Dorothy Nell Davis (Locanthi) (1913-1999)

© Regents of the University of California. Courtesy Special Collections, University Library, University of California Santa Cruz. Lick Observatory Photographs

Born in East St. Louis, Missouri, Dorothy Davis was a precocious student. In high school she stood at 6’4” and broke a world track record for the standing broad jump. After finishing high school in three years, she entered Vassar in 1929 and majored in both physics and astronomy. Two of her Vassar professors were Caroline Furness, mentor to Phoebe Waterman, and alumna Maud Makemson. Davis was admitted to the graduate program in astronomy at UC Berkeley but could not afford to attend. Fortunately nearby Mills College in Oakland offered her a one-year teaching fellowship and the chance to earn a master’s degree, for which she wrote a thesis on S-type stars. While teaching at Mills, she conducted research at the Lick Observatory, guided by Berkeley professor Donald Shane. The next year Davis received an assistantship from Berkeley and entered graduate school.

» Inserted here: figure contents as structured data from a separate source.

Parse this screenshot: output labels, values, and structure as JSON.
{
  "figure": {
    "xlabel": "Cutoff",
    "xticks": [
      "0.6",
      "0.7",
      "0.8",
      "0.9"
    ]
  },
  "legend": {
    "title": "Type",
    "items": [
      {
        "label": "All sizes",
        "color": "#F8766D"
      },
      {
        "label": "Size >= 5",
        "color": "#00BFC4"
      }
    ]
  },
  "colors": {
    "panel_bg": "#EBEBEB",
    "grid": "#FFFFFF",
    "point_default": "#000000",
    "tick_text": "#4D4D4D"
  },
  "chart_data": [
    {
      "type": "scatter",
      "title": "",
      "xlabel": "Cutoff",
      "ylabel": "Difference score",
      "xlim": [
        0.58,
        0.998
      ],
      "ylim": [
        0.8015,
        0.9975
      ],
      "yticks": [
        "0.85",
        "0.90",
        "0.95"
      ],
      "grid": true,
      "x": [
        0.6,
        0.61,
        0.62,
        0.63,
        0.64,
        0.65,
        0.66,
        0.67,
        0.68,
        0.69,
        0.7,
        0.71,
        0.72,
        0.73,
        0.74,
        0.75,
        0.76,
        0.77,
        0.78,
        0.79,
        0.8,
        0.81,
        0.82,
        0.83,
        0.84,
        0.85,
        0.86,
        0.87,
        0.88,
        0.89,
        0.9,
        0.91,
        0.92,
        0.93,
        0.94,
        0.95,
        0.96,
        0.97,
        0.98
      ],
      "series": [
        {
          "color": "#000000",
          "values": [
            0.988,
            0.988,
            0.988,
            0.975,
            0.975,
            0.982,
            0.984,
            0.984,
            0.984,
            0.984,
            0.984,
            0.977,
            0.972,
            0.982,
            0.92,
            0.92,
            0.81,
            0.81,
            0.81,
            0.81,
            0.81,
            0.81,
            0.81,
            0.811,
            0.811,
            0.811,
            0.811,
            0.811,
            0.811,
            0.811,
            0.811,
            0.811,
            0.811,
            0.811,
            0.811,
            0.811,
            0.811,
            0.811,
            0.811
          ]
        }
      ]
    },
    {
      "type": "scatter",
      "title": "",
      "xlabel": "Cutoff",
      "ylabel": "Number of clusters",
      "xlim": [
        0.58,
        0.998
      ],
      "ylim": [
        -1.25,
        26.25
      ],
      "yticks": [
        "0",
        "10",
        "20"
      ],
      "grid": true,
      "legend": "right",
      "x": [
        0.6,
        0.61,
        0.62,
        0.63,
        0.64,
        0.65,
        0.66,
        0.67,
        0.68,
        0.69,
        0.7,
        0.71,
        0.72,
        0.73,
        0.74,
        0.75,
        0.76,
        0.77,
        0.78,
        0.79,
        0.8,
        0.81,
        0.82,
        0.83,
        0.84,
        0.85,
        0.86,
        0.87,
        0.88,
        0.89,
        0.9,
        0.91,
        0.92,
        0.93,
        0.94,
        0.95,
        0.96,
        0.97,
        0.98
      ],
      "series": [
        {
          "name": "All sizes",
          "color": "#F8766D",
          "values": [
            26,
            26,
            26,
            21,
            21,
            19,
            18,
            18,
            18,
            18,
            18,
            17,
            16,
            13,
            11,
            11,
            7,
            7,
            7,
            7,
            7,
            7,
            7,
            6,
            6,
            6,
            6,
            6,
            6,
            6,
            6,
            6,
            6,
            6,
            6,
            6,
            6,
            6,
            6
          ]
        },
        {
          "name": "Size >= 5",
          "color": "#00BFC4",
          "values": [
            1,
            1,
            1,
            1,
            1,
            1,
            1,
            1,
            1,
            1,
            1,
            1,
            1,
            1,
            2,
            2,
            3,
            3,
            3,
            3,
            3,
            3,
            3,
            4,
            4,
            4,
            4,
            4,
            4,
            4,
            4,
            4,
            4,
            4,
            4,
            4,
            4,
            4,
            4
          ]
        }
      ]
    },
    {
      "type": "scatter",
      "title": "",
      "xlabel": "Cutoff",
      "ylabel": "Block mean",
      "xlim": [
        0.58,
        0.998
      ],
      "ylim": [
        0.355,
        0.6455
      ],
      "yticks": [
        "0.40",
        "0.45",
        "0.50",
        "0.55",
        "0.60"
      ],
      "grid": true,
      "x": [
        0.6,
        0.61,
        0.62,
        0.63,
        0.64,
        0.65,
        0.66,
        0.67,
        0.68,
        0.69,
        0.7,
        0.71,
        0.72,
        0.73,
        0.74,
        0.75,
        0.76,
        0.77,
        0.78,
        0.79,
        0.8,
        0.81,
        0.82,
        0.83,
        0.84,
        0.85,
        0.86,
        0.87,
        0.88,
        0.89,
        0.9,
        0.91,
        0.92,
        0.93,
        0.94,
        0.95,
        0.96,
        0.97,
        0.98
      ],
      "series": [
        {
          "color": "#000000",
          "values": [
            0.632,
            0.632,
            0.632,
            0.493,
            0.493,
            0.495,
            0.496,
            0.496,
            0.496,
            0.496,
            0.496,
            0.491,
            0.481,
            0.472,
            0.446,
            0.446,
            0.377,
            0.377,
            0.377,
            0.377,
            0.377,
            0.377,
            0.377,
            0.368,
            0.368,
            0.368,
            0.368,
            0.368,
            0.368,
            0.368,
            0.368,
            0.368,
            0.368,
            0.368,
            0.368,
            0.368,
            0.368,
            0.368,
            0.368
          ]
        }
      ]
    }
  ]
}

She wrote her thesis on the spectrum of Antares and became an expert on molecular spectra. On completion of her PhD in astrophysics in 1937, Davis taught briefly between 1937-1939 at Vassar and at Smith. When she won an American Association of University Women Postdoctoral Fellowship, she was able to return to her real interest, which was research, at Mount Wilson Observatory. In 1940 she was invited to Princeton to assist astronomer Henry Norris Russell, in his work on the spectrum of ionized europium . During World War II, Davis contributed to the war effort by working on weapons programs and a rocket project at Caltech. In 1943 she married a Caltech student, Bart Locanthi, who was assigned to the same project. After the war, he took a job at Beckman Instruments to help support her husband through school. she interrupted her career at several points to rear children. When her first child was born in 1945, Locanthi dropped out for two years. With the birth of two more children, she stayed home for a decade. Locanthi held a series of half-time jobs at Caltech and Jet Propulsion Laboratory. In 1962, she returned to the labor force at Cal Tech, working on the derivation of stellar abundances. In 1972 she took a position at Jet Propulsion Lab in the planetary atmospheres section. She retired in 1985, but continued working, attending scientific meetings and presenting papers.[1]

From Celestial Observers: Sixteen Berkeley Women Doctoral Graduates in Astronomy 1913-1952
By Sheila Humphreys

[1] Saul J. Adelman and Michael M. Dworetsky. “Dorothy N. Davis Locanthi” Physics Today, Aprll 2000, 88.